Was hindert die Herren Bahr; Rösler und Lindner daran, Positionen, die sie vor noch gar nicht all zu langer Zeit unterstützt haben, zumindest ansatzweise in die Tat umzusetzen? Die CDU, glaubt man der Frosch-Therorie* des neuen FDP-Vorsitzenden, kann es nicht sein. Böse Zungen behaupten hingegen, dass einige Großsponsoren der Liberalen aus der Pharma-Branche einer wirklich liberalen Drogenpolitik im Wege stünden, die mit natürlichen und legalen Cannabisblüten als Medikament ihre Gewinne dahinschwinden sehen.
Denn der Zugang zu natürlichen Cannabiskraut für anerkannte Patienten wäre das Mindeste, wenn man die Forderungen der eigenen Jugend nach Regulierung und Besteuerung, der man gerade erst entwachsen ist, auch nur ansatzweise ernst nähme.

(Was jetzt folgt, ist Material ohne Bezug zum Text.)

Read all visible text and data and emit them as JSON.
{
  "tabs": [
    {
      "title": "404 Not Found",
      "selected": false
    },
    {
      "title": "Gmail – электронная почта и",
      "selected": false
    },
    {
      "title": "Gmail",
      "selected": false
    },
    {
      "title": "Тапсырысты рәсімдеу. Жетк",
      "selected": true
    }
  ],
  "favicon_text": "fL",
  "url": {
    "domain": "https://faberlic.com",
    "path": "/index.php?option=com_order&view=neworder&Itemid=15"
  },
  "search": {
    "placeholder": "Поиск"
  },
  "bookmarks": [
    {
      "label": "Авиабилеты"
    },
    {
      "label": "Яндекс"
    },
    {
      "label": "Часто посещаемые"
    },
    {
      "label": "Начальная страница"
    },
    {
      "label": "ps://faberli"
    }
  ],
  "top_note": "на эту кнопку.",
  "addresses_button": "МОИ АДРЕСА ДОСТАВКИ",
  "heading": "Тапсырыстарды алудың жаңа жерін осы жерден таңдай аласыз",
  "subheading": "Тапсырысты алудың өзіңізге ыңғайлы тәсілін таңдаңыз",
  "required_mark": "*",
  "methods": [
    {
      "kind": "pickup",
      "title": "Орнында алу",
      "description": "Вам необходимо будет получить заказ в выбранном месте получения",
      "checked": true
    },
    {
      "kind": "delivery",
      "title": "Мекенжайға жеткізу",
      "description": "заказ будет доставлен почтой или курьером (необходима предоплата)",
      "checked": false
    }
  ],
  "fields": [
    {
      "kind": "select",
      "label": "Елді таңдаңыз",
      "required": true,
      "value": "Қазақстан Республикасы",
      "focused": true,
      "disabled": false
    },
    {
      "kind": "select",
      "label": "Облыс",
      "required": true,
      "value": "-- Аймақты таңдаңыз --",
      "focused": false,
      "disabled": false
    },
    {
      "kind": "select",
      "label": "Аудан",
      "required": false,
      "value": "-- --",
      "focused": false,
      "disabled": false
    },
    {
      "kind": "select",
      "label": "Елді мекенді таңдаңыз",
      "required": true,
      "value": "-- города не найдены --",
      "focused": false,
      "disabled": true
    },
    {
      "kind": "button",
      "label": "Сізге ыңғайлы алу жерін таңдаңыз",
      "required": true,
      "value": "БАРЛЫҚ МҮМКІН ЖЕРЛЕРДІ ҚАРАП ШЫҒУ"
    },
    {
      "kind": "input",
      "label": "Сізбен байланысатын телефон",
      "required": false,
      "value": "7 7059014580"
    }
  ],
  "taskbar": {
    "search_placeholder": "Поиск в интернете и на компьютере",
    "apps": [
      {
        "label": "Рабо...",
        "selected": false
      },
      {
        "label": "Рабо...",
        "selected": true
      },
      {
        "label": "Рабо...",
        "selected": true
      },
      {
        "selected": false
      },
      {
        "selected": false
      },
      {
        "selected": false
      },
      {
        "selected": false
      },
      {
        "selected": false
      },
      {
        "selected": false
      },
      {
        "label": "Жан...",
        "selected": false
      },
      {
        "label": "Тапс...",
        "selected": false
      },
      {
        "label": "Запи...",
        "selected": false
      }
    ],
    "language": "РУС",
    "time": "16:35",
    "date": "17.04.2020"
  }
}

Die Jungen Liberalen fordern in Sachen Hanf nunmehr 30 Jahren vergeblich ein Signal aus der Mutterpartei. Ein Schritt in Richtung Patienten bewiese auch die Ernsthaftigkeit des Erneuerungswillens innerhalb der Freien Demokraten und würde längst verloren geglaubte Wähler-Potentiale wecken, die man derzeit vergeblich sucht.

*Phillip Rösler verglich sich bezüglich der Kritik, er könne sich innerhalb der Koalition nicht durchsetzen, mit einem Frosch: Der hält erst still und beobachtet, um dann blitzartig zuzuschnappen.